For the purposes of roleplaying games, McCaffrey has also officially allowed females (masculine lesbians) to ride browns or blues, though she insists that this could never happen on her (canon) Pern.

Also in fandom, if a rider has strong objections to sex with someone involved in a mating flight or the writer has objections to writing a homosexual encounter or object to their character being involved in a sexual encounter with a person other than their "significant other", they may sequester themselves with a more acceptable partner during the flight. This idea is called "Stand-Ins" and based on a concept that McCaffrey introduced in Dragonseye (or Red Star Rising), in which a female green rider objects to the idea of a specific bronze rider winning her green's mating flight, but this concept is not seen in other books and clearly does not exist in the Ninth Pass, as several problems arise regarding green and gold riders who object to the random nature of mating flights and end up raped by the male winner of the flight (most notably in The Skies of Pern).

== Significance ==
As the primary line of defense against the Thread, dragons are a requirement for the survival and prosperity of humans and other land life on Pern, but the great beasts require a good deal of maintenance, to the degree of requiring a large part of Pernese infrastructure—especially cattle farming—to be centered around their upkeep. This has been known to cause resentment among those doing the supporting, especially in times when Thread is not falling.

== Significant Pernese Dragons ==
- Ramoth (gold) is ridden by Ninth Pass Benden Weyrwoman Lessa. Ramoth is the largest dragon in Pern's history, and together with Lessa rediscovers the lost knowledge that dragons are capable of time travel. She is described as having a beautiful mental voice in the short story The Girl Who Heard Dragons.
- Mnementh (bronze) is ridden by Ninth Pass Benden Weyrleader F'lar. Although significantly smaller than Ramoth, Mnementh is the largest bronze in the history of Pern. He is described as having a deep, rich mental voice.
- Canth (brown) is ridden by F'nor of Benden Weyr (F'lar's half-brother) during the Ninth Pass.

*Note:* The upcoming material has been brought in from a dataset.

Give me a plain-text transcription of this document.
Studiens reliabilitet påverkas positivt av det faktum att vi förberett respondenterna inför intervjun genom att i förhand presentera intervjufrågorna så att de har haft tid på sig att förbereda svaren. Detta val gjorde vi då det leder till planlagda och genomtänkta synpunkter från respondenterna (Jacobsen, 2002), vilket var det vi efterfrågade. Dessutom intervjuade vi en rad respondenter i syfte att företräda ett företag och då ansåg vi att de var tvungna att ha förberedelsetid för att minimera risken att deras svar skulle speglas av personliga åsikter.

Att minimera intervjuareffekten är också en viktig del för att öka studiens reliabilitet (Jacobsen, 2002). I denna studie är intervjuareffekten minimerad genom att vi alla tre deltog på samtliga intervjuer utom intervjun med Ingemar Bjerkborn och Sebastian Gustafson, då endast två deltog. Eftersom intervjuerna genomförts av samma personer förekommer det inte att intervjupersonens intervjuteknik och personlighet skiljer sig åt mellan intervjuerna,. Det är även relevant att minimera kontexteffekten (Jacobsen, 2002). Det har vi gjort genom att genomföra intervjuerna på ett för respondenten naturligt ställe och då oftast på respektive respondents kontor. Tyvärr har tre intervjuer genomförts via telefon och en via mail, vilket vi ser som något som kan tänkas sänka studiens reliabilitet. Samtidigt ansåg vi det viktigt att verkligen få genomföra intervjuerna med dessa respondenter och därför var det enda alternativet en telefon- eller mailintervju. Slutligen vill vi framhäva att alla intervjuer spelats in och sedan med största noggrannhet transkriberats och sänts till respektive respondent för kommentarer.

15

He and F'nor make the first known attempt by the Pernese to teleport to the surface of another planet. Canth is also unusually large for his color – large enough to rival a small bronze in size – and is the first brown in centuries to attempt participation in a queen's mating flight.
- Ruth (white) is ridden by Lord Jaxom of Ruatha Hold during the Ninth Pass. Ruth is the only known white dragon in Pern's history, and the only dragon to be ridden by a reigning Lord Holder. He has a much higher intelligence compared to that of many other dragons, and always knows when as well as where he is in time and space.
- Orlith (gold) is ridden by Sixth Pass Fort Weyrwoman Moreta, who is one of the most famous dragonriders of Pernese history. Moreta's deeds are celebrated in the well-known song "The Ballad of Moreta's Ride".
- Faranth (gold) is ridden by First Pass Fort Weyrwoman Sorka Hanrahan. Faranth is not the first queen to hatch, mate or lay eggs (she was actually one of the last of her clutch) but she is the first Senior Gold, ridden by the first Weyrwoman. By later Passes, her status is confused with being the first gold in existence. Although Pern has no real religious beliefs, Faranth comes to occupy ambiguous status in later Pernese culture; "by the egg of Faranth" is a common oath.
- Path (green) is ridden by Mirrim of Benden Weyr during the Ninth Pass. Path is the first green in several centuries to Impress to a female rider, picking Mirrim when she was not a Candidate.
- Zaranth (green) is ridden by Tai of Monaco Bay after the ending of the Ninth Pass. Zaranth is the first Pernese dragon to consciously use telekinesis and communicate this ability to other dragons.
- Golanth (bronze) is ridden by F'lessan, son of Lessa and F'lar at the end of the Ninth Pass. F'lessan and Golanth are the first to create a Weyrhold, specifically Honshū Weyrhold, where dragons and their riders can live in smaller groups once Thread no longer falls on Pern, without relying on tithes.